ZACHARY SCHOMBURG collaborates with Typhoon guitarist Kyle Morton on an album of dreamy poetic soundscapes. Bianca Stone turns her poems into Diane Cluck-esque folk songs. Dot Devota juxtaposes sound collage from Ferguson protests with collaborations from travels in Taiwan. Sampson Starkweather and Brandon Shimoda collaborate with poets and musicians. Jon-Michael Frank shouts over Supremes songs like a 21st-century Steven Jesse Bernstein. Sommer Browning records a live comedy album in her living room. Less than a year and a half into its existence, Black Cake Records has already built up an impressive all-digital catalog of writers recording their work in interdisciplinary—and often surprising—ways.

"I wanted there to be a forum for publishing and sharing crossover works that were neither poetry nor records, but some kind of other performance," says Black Cake's founder, the Portland poet Kelly Schirmann. Schirmann doesn't set strict constraints on Black Cake's sound projects, preferring to let the poets choose their own approaches. While this prompts some to create work that falls somewhere between art forms, others create comparatively straightforward audio chapbooks.

Schirmann's interested in what she calls "the intersection between the private act of reading and the more intimate act of being read to," and she solicits work from poets whom she suspects will create an experience that's different from simply encountering words on the page.
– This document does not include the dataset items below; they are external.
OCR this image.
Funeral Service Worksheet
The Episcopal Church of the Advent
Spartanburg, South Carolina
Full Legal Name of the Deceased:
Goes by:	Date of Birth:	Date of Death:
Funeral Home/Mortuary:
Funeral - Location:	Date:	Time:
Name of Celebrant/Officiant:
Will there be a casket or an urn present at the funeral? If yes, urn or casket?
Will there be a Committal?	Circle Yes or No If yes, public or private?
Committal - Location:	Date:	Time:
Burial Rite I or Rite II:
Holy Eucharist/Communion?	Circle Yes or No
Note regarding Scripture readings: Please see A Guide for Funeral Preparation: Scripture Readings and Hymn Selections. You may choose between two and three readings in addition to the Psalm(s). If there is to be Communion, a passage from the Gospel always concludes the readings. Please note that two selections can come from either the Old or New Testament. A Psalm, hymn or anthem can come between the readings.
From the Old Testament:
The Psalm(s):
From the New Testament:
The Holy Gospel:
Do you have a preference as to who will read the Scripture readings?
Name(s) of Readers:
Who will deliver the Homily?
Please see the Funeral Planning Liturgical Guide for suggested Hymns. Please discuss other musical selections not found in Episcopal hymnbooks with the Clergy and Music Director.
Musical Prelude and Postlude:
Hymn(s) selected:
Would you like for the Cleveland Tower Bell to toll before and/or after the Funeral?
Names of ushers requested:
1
Throughout Black Cake's catalog, that intimacy of being read to is easy to find, from the slumber-party cleverness of Sara Woods' Cloudbusting, to the slightly ominous wit of Emily Kendal Frey's From Sorrow Arrow and the answering-machine noir of Chelsea Hodson's Night Redacted.

Across this diverse collection, the records are unified by Schirmann's brilliantly cheeky album cover collages and the simple fact that they're offered free of charge. "I wanted the material to be free for the public to access, and this is a hugely important part of the project," Schirmann says. "Poetry is amazing because it exists entirely outside of capitalism, and I wanted to create a library, not just a series of consumable products."

In the near future, Black Cake will co-curate readings and may even turn some releases into physical albums, while keeping the focus on free digital recordings from up-and-coming poets. "I'd like a new generation of writers to have a forum for producing recordings," Schirmann says, "and I'd like a new generation of readers to have access to hearing them."